7  Feature distribution

7.1 Read distribution across transcript regions

Ribosome-protected fragments (RPFs) are predominantly derived from coding sequence (CDS) regions, as ribosomes actively translate these parts of the mRNA. Consequently, high-quality Ribo-seq data should show a strong enrichment of reads mapping to CDS regions, with relatively fewer reads aligning to untranslated regions (5′UTR and 3′UTR).

Analyzing the proportion of reads mapping to CDS versus 5′UTR and 3′UTR provides an important metric for assessing Ribo-seq data quality.

  • High CDS enrichment indicates efficient ribosome footprint capture and proper rRNA/tRNA depletion.

  • Excessive 5′UTR or 3′UTR mapping may suggest contamination from non-translating RNA fragments or suboptimal library preparation.

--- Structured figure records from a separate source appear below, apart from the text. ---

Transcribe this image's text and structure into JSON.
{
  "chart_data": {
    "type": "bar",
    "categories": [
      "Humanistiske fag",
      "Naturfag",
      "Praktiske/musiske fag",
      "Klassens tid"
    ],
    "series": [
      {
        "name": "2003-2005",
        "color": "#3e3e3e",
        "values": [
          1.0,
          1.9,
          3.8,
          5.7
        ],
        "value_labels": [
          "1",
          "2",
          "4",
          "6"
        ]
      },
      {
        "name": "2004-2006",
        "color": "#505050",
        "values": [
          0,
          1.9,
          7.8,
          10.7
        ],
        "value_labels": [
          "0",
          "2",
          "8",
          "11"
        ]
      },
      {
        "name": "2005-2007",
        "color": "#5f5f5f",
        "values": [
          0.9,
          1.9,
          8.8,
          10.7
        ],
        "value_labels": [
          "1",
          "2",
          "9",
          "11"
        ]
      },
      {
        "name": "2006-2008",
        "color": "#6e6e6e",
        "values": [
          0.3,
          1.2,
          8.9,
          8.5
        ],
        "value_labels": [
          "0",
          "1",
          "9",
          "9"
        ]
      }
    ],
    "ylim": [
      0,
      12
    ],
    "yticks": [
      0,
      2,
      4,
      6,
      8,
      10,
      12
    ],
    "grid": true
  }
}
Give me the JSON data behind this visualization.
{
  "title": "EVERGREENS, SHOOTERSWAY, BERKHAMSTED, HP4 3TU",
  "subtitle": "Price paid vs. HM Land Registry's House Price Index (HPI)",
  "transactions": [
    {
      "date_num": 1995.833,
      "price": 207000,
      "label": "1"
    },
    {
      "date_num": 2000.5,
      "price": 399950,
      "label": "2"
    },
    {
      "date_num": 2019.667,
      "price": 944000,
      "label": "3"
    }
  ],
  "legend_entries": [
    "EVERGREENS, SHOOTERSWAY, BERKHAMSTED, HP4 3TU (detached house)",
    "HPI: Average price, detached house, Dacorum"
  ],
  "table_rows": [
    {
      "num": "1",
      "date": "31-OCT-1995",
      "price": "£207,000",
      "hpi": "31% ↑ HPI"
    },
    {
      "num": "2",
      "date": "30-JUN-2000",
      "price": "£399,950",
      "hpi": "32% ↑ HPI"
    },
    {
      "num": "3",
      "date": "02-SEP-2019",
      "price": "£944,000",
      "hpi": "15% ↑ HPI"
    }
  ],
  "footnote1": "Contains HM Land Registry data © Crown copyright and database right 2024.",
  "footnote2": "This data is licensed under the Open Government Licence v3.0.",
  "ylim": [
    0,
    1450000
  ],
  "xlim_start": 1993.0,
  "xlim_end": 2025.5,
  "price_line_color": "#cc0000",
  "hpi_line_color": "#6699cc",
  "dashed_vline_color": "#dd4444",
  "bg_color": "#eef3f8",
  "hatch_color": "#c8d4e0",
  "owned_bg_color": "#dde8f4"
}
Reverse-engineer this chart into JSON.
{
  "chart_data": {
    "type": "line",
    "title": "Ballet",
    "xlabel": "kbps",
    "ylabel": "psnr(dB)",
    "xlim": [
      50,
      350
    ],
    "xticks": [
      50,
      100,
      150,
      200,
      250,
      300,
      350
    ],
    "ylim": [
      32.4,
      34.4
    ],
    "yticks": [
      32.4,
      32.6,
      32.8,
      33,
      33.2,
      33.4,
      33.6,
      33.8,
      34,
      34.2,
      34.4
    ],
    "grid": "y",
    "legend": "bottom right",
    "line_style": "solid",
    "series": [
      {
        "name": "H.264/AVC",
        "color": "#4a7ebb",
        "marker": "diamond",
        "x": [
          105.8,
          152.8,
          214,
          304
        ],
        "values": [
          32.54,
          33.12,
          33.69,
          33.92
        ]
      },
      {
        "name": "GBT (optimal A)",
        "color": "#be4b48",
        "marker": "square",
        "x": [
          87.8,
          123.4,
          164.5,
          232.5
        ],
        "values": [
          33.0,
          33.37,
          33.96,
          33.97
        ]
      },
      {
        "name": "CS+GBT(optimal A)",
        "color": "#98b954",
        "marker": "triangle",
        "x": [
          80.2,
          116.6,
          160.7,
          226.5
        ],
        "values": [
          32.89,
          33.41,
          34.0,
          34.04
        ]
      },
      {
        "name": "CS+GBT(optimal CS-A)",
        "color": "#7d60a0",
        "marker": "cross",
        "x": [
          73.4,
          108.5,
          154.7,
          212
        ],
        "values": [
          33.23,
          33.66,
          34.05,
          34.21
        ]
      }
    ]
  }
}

A typical high-quality Ribo-seq dataset has >70–80% of reads mapping within annotated CDS regions under standard conditions.

7.2 Feature plot

The feature_plot() function can be used to analyze and visualize the distribution of aligned reads across different transcript features, including the coding sequence (CDS), 5′ untranslated region (5′UTR), and 3′ untranslated region (3′UTR):

feature_plot(obj0)

This plot helps assess the quality of Ribo-seq data by showing the relative proportion of reads mapping to each region. High-quality datasets typically show strong enrichment in CDS regions, as ribosome-protected fragments originate mainly from translated coding regions.
A high percentage of reads in UTRs may indicate contamination or non-specific signals.